Background on the Australian FICC Market
The FICC market in Australia, as it is globally, continues to function under the challenges of pressure from regulators, internal cost structures and the ongoing impact of changing technology.
With the demise of proprietary trading due to the deliberate introduction of direct restrictions and punitive costs designed to break the business model, there has been a major change to the way banks interact with their FICC customers. No longer can banks use the balance sheet as the facilitator of client business. In many ways they are having to revert back to the broking model that preceded this. This is already impacting on liquidity. It seems that the regulators are well aware of this and the impact that this is having in the current climate let alone when an event type move is on. However they are focused on reducing the amount of risk taken on by banks and happy to ignore some of the potential consequences.
As a result of this global phenomenon in combination with historically low rates albeit having seen the first rate rise by Fed in many years, FICC teams globally are being downsized as banks realign their focus both from a big picture perspective as well as more targeted areas that provide greater growth and returns.
These big picture decisions have resulted in RBS and more recently Barclays withdrawing from the Australian market as well as head count reductions across all the global bulge bracket banks in Australia.
The domestic banks also continue to shed head count as they continue react to pressures to reduce costs as well as increasing productivity. This has seen the CBA cut its markets headcount by 10% late last year and Westpac looking for reductions across its institutional business. The risk is that the other domestics will also head down the same path.
One of the quickest ways to increase productivity is to drive sub institutional clients onto the banks execution platform and this has worked the most successfully in FX which is had a head start on the technology and a product that is well suited to electronic execution.
The domestic banks have also adopted the trend to juniorize its teams.

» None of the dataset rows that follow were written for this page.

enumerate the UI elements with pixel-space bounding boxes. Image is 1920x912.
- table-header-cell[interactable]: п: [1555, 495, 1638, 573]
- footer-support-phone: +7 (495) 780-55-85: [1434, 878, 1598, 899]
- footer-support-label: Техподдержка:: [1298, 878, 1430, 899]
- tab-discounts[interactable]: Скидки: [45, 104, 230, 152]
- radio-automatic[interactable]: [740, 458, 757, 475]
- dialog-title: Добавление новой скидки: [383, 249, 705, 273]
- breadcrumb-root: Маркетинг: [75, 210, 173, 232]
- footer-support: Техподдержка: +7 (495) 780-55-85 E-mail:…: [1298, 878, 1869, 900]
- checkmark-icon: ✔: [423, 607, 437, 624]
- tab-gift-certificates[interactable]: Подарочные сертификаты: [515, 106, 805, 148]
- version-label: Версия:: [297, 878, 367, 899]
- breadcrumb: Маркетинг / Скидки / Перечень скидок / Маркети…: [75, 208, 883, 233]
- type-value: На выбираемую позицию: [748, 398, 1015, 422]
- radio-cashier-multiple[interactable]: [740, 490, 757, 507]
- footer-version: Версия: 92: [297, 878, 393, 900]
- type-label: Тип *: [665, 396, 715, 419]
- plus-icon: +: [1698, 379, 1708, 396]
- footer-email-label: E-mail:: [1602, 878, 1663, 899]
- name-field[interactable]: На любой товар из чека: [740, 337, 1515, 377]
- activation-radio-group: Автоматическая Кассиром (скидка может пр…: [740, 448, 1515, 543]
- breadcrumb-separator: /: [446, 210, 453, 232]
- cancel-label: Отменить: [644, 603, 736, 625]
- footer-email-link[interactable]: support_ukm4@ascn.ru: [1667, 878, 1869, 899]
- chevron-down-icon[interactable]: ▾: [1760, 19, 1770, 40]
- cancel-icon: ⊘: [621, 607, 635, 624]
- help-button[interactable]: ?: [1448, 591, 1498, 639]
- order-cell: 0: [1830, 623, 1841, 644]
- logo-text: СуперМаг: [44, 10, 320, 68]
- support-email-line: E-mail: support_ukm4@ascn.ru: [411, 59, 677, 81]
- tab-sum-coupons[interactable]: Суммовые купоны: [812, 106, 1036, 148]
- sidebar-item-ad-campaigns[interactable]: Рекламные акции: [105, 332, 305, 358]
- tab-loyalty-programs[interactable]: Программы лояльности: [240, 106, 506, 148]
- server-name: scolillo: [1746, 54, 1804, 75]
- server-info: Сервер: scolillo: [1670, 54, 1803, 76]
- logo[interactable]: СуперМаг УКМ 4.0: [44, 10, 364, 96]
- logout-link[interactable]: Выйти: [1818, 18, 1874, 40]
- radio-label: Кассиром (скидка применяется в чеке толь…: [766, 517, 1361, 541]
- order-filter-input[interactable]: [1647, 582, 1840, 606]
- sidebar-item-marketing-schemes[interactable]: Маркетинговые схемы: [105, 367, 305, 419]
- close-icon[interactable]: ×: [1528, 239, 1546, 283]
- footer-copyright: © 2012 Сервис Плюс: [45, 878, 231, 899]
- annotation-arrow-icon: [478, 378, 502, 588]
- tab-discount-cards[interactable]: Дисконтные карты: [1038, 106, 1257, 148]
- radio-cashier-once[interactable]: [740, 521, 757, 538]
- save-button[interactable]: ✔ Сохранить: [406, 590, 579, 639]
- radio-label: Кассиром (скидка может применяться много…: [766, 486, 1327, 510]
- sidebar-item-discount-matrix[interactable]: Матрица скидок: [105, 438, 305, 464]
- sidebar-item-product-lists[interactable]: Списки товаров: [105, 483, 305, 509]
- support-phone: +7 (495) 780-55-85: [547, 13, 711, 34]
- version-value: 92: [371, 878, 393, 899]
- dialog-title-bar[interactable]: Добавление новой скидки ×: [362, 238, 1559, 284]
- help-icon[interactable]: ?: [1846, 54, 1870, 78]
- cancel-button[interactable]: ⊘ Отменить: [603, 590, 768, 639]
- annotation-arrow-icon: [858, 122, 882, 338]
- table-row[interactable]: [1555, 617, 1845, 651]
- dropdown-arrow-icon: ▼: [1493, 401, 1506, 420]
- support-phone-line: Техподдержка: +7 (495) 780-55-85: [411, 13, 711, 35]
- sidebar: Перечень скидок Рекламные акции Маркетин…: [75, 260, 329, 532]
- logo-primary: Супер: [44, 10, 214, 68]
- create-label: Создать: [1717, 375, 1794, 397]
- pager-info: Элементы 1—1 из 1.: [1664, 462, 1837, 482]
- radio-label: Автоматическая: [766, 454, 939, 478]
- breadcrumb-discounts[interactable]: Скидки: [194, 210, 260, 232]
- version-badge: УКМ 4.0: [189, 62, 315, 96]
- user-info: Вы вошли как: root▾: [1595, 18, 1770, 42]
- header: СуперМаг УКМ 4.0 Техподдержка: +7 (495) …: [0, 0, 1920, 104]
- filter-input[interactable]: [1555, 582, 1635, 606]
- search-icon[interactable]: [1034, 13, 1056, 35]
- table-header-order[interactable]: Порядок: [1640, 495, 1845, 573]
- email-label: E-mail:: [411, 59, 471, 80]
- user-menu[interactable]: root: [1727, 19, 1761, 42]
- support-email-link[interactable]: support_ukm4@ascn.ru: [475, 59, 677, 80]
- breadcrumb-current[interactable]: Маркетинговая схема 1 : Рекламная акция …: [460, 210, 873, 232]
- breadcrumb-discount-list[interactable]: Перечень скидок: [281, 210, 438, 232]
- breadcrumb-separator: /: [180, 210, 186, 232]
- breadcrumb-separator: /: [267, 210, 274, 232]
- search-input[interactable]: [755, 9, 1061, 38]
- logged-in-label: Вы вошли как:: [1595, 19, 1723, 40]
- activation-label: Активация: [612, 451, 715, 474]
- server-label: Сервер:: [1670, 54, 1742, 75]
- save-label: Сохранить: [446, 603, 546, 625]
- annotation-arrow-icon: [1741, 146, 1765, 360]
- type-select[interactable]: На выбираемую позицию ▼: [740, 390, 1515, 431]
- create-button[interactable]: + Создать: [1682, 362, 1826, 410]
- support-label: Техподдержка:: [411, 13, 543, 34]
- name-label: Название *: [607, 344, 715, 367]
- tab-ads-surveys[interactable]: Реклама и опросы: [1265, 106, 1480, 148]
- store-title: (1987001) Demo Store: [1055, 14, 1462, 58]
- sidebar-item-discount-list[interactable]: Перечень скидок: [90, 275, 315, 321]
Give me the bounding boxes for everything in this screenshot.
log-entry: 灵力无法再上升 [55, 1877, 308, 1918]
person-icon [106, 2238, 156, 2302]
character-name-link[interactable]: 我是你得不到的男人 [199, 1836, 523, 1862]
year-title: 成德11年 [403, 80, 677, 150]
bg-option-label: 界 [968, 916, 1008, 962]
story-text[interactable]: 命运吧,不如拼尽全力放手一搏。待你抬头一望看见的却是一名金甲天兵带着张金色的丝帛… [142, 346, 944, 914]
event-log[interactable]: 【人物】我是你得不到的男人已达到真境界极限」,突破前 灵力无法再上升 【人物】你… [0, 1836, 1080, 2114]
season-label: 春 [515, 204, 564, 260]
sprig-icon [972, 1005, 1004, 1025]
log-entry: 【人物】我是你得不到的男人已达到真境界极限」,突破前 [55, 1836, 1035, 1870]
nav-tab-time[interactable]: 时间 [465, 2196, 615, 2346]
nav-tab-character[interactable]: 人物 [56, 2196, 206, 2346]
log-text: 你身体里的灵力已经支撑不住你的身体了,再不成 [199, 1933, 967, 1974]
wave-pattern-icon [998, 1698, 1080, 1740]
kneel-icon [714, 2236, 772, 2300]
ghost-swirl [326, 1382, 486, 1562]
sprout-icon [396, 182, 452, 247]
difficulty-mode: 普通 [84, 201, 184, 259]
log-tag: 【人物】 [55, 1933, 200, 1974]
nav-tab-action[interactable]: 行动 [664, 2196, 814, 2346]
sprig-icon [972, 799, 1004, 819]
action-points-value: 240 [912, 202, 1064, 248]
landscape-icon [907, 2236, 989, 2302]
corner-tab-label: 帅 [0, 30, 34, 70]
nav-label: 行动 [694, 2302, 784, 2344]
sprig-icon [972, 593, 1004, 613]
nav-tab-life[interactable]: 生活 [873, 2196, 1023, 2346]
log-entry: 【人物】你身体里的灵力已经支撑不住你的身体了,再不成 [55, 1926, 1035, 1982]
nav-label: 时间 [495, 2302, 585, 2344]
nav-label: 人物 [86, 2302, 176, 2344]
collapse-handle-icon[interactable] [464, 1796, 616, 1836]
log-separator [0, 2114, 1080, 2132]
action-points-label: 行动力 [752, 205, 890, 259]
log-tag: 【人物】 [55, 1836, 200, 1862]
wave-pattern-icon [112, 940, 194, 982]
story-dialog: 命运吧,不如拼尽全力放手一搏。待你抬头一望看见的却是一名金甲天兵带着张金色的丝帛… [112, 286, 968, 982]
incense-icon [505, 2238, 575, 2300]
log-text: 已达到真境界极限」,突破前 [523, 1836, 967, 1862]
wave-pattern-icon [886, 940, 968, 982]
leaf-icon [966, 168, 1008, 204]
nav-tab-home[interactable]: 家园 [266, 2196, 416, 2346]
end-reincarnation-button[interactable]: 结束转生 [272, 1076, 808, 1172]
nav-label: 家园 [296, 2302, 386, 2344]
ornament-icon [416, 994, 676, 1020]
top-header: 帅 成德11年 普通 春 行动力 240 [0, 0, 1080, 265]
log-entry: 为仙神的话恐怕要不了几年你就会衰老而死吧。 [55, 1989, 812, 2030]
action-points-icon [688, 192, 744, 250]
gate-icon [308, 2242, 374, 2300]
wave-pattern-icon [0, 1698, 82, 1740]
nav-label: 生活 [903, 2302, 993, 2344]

Replacing an MD with an AD may give a fast sugar hit to the bottom line in reducing the cost structure but is a risk that longer term damage could be inflicted on the organization as a result of weakening relationships between the bank and its clients.
On a more positive note, the domestics have been prepared to hire people that can provide them with new skills and experience that may not have been available to them in the past. These opportunistic hires however have to overcome the zero tolerance for an increase in total headcount. As such room has to be made if the hire is going to go ahead.
Current situation in the Australian FICC Market
There appears to be a consensus around concerns over the ongoing cost impost of adhering to the new regulatory environment. This not only has resulted in an increased cost of capital to the FICC business but in terms of ongoing costs associated with compliance issues with the increased and more detailed monitoring of all forms of communication.
As touched on before the costs associated with warehousing large amounts of stock on the banks’ balance sheet has resulted in banks having to manage any inventory that they carry very carefully. As a result they will have to be selective in which product they quote on and which they may act as an agency on. As a result some banks may specialize in particular bonds or names and will also have to develop a deeper knowledge of the market through more sophisticated data mining and analysis of price action and customer activity.
On-boarding customers is also now more time consuming as well as costly given the increased compliance requirements that are in place to protect customers.
Banks are also concerned about the decline in liquidity and the risks that brings not only to the broader market in the face of an event driven move but also in their ability to trade out of positions.
Domestic banks are also concerned about their ability to compete with their global counterparts when it comes to developing technology. Development and implementation costs are high and domestic banks do not have the economies of scale that the international banks do. This is of vital importance given the push to transact more and more business across the FICC space via portals. It also ties in closely with the push to improve end to end efficiencies.
Historically banks have tended to adopt a coverage model based on product. In order to achieve this they had to have sales specialists covering a number of clients for each product. This required larger teams and was sustainable in more profitable times. This structure was cleaner cut at the larger banks which had the head count to do this with the lines becoming a little blurred with the medium to smaller banks not having the scale to do this resulting in some cross over between products.
However in recent times, given the drivers of reducing costs and increasing productivity, sales teams have been squeezed from a headcount perspective to be as lean as possible. As a consequence, there has been a natural gravitation towards a more macro focused coverage model where a salesperson is responsible for a range of products on offer to a particular customer. This is further enhanced with the ongoing push to drive customers to utilizing portals and as such allowing a salesperson to expand their coverage capacity as well as by pruning clients to leave only those that are deemed to be profitable across key product areas.
Global banks in Australia also appear to becoming more selective in the customers they cover evaluating which ones provide the greatest returns and focusing on these rather than covering a range of customers who do not pay their way. This has the potential to further tighten a banks coverage and product offering as a result of the increased cost of capital. Banks could be forced into becoming product specialists in certain areas concentrating its price making and sales capabilities to a confined range of bonds for example.